Hadi bitkileri canlıdan saymayalım. Hepimiz vejetaryan olalım ve yalnızca bitkilerle beslenelim. Peki arslanı, kaplanı, ayıyı, yılanı, serçeyi nasıl vejetaryan yapacağız? Yapamayacağımıza göre, onlar kuzu pirzolaları ve balıkları götürürken biz karşılarında yalanacak mıyız?

Burada, sanırım alt katmanlardaki canlılarla insan arasındaki temel farkı görmek gerekiyor. Diğer canlıları insandan ayıran “bilinç” farklılığı nedeniyle, bitki ve hayvanda ölüm düşüncesi yoktur. Öleceğini bilmediği gibi öldüğünü de bilmez. Geçmiş ve gelecek fikri de yoktur. İnsan gibi acı çekmez. Galiba öldüğünde arkasından ağlayanı da yoktur. Zaten bu ve bunun gibi nedenlerle onlar hayvan veya bitkidirler.

Hayvanların ve bitkilerin insanlar tarafından bir gıda maddesi olarak kullanılmasını engellemenin imkanı yoktur. Böyle bir şey rasyonel de değildir. Bu ham hayalle oyalanmak doğru da değildir.

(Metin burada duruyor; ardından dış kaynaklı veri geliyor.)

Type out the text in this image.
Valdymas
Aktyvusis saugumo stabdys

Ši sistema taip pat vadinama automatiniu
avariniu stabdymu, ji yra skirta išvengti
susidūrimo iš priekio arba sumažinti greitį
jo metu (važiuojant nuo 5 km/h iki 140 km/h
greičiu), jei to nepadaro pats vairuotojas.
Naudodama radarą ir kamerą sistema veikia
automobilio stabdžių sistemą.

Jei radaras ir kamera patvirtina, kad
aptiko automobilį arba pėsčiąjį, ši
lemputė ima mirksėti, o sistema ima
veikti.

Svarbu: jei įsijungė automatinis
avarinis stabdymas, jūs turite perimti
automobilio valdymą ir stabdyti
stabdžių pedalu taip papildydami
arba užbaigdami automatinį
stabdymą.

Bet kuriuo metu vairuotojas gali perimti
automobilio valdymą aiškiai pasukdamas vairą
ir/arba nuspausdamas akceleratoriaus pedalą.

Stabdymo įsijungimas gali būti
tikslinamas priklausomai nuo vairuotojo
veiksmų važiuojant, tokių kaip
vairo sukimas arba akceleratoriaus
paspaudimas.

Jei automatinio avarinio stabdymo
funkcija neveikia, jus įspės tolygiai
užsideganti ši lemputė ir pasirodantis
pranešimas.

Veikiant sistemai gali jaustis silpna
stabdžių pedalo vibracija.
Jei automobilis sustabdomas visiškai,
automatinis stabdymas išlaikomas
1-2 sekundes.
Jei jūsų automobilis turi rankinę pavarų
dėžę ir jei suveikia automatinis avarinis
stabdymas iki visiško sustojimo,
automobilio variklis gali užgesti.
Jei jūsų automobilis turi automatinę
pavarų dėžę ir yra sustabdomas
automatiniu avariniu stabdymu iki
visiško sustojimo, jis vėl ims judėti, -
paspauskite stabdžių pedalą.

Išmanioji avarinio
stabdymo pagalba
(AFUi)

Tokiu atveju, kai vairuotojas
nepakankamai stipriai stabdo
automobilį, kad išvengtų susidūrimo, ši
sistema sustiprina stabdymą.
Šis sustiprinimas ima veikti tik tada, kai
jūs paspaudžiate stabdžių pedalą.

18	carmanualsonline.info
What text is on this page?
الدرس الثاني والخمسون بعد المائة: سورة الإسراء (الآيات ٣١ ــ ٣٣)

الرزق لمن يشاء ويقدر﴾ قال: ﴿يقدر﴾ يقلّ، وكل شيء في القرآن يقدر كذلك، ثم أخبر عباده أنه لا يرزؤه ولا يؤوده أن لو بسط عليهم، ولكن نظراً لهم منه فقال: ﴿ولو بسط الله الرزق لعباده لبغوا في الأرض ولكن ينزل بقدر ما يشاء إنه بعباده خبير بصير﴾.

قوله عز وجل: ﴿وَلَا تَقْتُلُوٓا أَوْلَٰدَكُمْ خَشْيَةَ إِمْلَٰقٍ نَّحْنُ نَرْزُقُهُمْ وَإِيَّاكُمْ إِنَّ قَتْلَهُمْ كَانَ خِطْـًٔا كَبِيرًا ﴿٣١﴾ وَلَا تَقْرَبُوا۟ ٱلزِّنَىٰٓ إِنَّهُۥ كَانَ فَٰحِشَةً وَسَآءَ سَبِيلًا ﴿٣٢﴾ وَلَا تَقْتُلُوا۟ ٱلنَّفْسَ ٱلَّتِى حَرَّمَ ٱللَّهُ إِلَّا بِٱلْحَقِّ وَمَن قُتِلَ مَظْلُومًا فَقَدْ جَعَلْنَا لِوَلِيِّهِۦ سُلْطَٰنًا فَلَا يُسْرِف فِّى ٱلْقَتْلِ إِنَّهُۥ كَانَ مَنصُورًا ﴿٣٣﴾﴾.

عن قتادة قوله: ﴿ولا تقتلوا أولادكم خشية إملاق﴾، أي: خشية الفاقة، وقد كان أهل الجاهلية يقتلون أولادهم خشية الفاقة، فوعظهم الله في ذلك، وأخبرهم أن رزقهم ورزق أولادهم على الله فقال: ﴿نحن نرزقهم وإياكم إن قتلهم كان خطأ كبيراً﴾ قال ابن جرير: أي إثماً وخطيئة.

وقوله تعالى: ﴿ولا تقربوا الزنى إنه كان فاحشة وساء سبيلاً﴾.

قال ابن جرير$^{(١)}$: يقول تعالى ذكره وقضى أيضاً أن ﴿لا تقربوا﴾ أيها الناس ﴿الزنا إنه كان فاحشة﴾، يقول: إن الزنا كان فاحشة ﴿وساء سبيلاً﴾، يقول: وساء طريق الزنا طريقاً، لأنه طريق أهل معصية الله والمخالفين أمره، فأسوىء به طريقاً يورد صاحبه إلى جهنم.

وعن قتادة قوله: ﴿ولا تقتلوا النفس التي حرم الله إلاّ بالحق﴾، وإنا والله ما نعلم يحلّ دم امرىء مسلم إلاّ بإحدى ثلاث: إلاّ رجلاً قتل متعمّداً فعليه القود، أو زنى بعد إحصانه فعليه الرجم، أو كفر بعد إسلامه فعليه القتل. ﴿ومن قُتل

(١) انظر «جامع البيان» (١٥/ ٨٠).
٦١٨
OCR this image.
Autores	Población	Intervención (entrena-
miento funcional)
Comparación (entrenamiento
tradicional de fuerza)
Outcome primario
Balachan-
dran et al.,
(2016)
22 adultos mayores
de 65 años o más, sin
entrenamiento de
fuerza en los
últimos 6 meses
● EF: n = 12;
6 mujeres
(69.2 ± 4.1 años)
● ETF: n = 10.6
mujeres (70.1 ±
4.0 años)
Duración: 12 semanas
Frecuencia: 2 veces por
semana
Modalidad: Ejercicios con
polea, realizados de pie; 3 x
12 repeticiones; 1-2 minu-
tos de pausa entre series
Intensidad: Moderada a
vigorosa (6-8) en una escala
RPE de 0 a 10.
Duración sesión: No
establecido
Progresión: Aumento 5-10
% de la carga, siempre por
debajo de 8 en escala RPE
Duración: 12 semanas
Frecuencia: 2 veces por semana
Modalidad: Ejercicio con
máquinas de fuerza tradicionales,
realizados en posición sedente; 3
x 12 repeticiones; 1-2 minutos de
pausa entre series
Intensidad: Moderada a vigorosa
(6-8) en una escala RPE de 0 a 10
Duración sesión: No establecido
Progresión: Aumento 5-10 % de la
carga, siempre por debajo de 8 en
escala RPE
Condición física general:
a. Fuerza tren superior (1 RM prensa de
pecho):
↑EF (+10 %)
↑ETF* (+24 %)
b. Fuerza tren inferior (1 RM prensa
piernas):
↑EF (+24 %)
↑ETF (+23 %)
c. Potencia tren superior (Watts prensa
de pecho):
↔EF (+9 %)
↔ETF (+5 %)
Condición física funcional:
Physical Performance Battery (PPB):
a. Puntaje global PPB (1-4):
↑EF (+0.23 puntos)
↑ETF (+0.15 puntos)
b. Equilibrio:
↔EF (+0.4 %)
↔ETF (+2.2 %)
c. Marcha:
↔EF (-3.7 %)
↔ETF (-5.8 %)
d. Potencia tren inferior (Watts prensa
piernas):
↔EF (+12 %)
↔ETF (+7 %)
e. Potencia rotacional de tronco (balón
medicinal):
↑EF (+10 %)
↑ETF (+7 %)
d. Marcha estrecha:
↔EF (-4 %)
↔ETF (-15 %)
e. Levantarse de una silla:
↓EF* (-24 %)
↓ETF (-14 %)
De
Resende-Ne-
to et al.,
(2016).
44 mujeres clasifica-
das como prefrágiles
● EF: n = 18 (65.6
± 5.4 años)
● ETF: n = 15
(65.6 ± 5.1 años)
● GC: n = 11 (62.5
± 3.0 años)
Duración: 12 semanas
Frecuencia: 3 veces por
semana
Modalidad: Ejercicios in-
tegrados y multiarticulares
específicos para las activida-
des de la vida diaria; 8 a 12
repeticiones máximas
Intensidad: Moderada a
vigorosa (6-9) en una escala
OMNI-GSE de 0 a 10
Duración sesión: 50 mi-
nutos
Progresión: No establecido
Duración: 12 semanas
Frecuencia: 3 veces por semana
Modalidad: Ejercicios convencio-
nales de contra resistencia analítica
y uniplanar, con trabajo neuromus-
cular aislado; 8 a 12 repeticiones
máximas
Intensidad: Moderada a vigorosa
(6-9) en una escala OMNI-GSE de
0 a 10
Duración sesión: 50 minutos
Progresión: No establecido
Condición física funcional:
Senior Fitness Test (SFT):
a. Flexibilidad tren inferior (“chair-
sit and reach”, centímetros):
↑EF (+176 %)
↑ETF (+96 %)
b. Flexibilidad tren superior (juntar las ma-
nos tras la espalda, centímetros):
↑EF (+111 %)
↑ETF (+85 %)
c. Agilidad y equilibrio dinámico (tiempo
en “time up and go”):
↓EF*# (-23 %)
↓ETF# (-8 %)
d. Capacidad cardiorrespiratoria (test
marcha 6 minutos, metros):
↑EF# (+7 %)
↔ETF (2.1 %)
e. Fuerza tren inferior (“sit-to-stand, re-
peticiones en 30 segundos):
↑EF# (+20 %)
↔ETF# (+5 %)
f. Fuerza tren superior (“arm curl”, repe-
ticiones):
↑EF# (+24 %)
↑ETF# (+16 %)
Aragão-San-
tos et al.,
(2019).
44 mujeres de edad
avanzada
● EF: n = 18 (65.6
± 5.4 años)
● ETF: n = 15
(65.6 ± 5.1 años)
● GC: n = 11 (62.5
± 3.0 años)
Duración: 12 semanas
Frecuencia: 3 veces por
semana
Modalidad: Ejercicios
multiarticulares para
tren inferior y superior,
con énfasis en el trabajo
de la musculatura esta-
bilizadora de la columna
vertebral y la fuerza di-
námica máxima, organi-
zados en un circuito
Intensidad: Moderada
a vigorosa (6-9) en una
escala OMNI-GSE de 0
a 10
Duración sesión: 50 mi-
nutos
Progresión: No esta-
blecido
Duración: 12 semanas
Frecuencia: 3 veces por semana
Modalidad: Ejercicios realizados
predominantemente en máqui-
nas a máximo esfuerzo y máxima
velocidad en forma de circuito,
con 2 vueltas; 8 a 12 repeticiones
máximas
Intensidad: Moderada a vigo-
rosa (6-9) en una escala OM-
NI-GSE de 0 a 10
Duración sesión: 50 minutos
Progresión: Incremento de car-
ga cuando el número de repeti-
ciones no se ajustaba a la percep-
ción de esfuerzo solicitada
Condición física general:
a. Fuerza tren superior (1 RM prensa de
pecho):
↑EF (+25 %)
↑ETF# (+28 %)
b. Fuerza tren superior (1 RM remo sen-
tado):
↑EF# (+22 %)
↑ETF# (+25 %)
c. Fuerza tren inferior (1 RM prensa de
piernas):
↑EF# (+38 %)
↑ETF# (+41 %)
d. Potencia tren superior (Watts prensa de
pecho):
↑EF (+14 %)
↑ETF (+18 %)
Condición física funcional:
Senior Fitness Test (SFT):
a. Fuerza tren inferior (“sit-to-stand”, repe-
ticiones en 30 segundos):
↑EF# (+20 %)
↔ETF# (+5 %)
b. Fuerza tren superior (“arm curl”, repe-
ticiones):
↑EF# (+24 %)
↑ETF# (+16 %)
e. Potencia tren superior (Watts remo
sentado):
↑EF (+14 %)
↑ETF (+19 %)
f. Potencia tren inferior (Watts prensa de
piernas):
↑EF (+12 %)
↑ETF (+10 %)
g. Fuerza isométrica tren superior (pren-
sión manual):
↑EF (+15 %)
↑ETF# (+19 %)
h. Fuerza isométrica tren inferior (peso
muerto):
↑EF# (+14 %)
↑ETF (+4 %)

Ama insanların, diğer insanlara, hayvanlara ve bitkilere, hatta tüm cansız varlıklara merhamet ve şefkatle davranmaları mümkündür. (Buna Kurban Bayramları da dahildir.) Olmayacak duaya amin demektense, tüm dünyada şefkatin ve merhametin egemen olması için çaba göstermek, her şeyden önce de “insanın insanı yemesine” engel olmak (belki) gerçekleşebilir bir hedef olarak daima önümüzde durmalıdır.

Bana içlerinden acımasız ve vicdansız diyenler, eğer Boğaz’da balık yemeye davet edersem gelmesinler. Ne yapayım?